Cougar Deathfire EX Mouse and Keyboard Bundle Review
Peter Donnell / 8 years ago
Performance
Plugging in the mouse and keyboard, you’re immediately treated to a rather stunning light show. The mouse and keyboard each have an edge lighting strip, where the lights transition around the edges, giving you a really cool effect.
The per key lighting looks awesome and can be set to multiple effects that give you cool colour transitions across the whole keyboard. The same is true of the mouse and the effect is very impressive for a keyboard in this price range.
The lighting shines through the key caps nicely and gives a nice glow between the caps too. This may be a budget keyboard, but fire up the lighting even in a bright room and you would be fooled quite quickly to thinking it was much more expensive.
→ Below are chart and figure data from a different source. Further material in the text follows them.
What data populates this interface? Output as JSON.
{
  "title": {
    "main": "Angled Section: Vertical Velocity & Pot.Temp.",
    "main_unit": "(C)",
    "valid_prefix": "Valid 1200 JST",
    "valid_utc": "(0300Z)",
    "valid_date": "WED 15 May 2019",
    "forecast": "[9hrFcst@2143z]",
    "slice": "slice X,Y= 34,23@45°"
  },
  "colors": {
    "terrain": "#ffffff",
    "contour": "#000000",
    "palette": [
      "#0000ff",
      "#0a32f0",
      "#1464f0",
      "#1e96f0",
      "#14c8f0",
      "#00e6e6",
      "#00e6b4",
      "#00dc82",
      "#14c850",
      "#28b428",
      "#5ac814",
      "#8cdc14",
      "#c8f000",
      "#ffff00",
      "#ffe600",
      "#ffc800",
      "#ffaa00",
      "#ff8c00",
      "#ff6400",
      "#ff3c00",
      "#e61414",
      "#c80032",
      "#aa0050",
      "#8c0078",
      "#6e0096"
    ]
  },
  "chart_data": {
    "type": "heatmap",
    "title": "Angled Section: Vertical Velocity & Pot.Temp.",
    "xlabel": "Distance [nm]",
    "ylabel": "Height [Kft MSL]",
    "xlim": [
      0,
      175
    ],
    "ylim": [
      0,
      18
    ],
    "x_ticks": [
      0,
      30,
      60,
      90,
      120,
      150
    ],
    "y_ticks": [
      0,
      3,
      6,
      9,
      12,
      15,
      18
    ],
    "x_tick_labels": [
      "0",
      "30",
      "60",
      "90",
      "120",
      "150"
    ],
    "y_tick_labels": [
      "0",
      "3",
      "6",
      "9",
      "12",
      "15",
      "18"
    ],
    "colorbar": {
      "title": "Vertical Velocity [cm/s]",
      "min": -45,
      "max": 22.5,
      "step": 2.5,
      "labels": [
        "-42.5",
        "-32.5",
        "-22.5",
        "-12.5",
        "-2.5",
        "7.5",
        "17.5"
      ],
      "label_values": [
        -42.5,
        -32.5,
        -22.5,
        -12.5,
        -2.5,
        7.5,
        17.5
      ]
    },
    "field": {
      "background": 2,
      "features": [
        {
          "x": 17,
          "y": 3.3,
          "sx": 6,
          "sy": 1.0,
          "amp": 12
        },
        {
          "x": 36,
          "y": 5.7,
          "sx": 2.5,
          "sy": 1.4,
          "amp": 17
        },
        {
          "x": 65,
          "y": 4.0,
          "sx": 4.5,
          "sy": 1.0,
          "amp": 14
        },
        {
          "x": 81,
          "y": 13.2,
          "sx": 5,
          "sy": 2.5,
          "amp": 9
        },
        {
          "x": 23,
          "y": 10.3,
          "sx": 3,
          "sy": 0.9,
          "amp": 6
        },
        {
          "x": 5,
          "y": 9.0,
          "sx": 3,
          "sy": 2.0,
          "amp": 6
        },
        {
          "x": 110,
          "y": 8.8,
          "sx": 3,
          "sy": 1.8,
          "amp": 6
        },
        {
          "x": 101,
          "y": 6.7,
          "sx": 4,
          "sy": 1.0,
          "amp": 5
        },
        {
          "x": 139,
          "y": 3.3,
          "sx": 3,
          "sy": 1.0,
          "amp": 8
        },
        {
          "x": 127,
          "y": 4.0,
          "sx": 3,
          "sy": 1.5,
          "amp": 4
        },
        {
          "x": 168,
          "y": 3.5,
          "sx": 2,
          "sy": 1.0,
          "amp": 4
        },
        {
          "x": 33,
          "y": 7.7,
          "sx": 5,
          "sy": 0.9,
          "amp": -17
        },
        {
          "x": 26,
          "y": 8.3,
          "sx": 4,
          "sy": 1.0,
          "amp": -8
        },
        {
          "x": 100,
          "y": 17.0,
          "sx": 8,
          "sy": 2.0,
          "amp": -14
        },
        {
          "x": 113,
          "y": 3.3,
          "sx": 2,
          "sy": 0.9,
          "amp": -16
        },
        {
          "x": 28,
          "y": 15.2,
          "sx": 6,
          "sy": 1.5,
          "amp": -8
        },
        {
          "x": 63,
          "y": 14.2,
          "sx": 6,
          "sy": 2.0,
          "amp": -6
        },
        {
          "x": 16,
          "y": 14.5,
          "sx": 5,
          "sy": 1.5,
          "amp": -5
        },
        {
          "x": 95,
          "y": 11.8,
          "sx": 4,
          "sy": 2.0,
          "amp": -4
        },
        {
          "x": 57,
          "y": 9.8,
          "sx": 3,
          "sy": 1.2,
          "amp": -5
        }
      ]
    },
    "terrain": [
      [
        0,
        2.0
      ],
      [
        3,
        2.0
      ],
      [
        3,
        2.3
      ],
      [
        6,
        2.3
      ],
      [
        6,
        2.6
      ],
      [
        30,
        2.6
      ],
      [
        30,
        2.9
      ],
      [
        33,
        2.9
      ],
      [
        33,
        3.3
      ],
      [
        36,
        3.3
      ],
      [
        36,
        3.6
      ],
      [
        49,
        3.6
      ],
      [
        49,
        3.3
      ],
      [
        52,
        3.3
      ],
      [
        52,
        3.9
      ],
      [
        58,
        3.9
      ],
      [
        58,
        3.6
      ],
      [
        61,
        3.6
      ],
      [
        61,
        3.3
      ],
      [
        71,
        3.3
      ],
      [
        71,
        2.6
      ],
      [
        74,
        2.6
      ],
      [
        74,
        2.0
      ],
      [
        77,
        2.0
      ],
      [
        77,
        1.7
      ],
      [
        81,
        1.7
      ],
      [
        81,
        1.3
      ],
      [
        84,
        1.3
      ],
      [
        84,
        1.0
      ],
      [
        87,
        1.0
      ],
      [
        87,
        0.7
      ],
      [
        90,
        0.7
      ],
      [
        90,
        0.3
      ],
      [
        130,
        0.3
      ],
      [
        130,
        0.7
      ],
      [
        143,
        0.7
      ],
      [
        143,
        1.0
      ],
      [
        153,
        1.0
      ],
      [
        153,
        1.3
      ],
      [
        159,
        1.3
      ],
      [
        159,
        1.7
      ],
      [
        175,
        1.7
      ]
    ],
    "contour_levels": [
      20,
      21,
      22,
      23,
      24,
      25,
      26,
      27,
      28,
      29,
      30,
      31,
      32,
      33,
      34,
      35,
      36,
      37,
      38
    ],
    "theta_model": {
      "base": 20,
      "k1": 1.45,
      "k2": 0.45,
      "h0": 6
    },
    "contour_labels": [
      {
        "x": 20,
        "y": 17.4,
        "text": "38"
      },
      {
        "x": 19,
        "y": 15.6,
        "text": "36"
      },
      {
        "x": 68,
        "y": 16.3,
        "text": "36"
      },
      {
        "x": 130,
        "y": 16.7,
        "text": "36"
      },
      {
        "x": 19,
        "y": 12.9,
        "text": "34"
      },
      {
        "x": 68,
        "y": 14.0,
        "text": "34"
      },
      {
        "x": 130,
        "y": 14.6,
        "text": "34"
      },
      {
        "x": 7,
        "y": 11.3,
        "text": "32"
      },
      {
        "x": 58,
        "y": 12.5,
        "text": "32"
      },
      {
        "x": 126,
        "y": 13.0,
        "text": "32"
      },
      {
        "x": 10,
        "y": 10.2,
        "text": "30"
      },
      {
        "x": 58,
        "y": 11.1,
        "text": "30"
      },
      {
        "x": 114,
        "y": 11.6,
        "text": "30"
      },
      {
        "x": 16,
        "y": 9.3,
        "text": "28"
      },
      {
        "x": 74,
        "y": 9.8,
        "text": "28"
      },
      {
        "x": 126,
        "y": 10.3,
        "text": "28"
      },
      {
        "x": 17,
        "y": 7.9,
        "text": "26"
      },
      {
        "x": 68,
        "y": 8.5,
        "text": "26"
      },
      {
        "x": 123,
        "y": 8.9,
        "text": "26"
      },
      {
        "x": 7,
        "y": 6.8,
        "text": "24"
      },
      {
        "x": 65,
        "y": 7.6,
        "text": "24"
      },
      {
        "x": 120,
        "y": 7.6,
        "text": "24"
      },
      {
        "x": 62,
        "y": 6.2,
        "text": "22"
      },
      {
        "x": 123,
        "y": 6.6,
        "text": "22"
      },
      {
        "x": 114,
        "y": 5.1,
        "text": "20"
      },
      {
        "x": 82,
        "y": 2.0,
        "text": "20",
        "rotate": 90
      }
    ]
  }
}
In terms of perfect, the keyboard is nothing fancy, it’s not bad either. The keys have a nice pop to them, as plunger switches often do, with a feel that is similar to MX Brown, albeit with a slightly longer actuation to them. They’re pleasant enough to type on and work really well for gaming, while little bonuses like the multimedia shortcuts and the Windows lock make it that little bit more practical for day-to-day use too.
The keys are a little louder than a normal membrane keyboard, but still quieter than their mechanical counterparts.
The mouse looks stunning with its edge lighting, as well as lighting in the top logo and the sides of the scroll wheel.
The colours fade and transition like the keyboard does, although the two are not synchronised.
The sensor in the mouse ist nothing too fancy, but it does a respectable job for general use. There’s a very small amount of jitter here, and an extremely small but detectable (in a fixed test like this) bit of prediction. These two things shouldn’t be cause for concern for most users though, and the mouse performs very nicely for day-to-day work and gaming. The Omron switches are light and responsive, with good feedback too, so no problems there.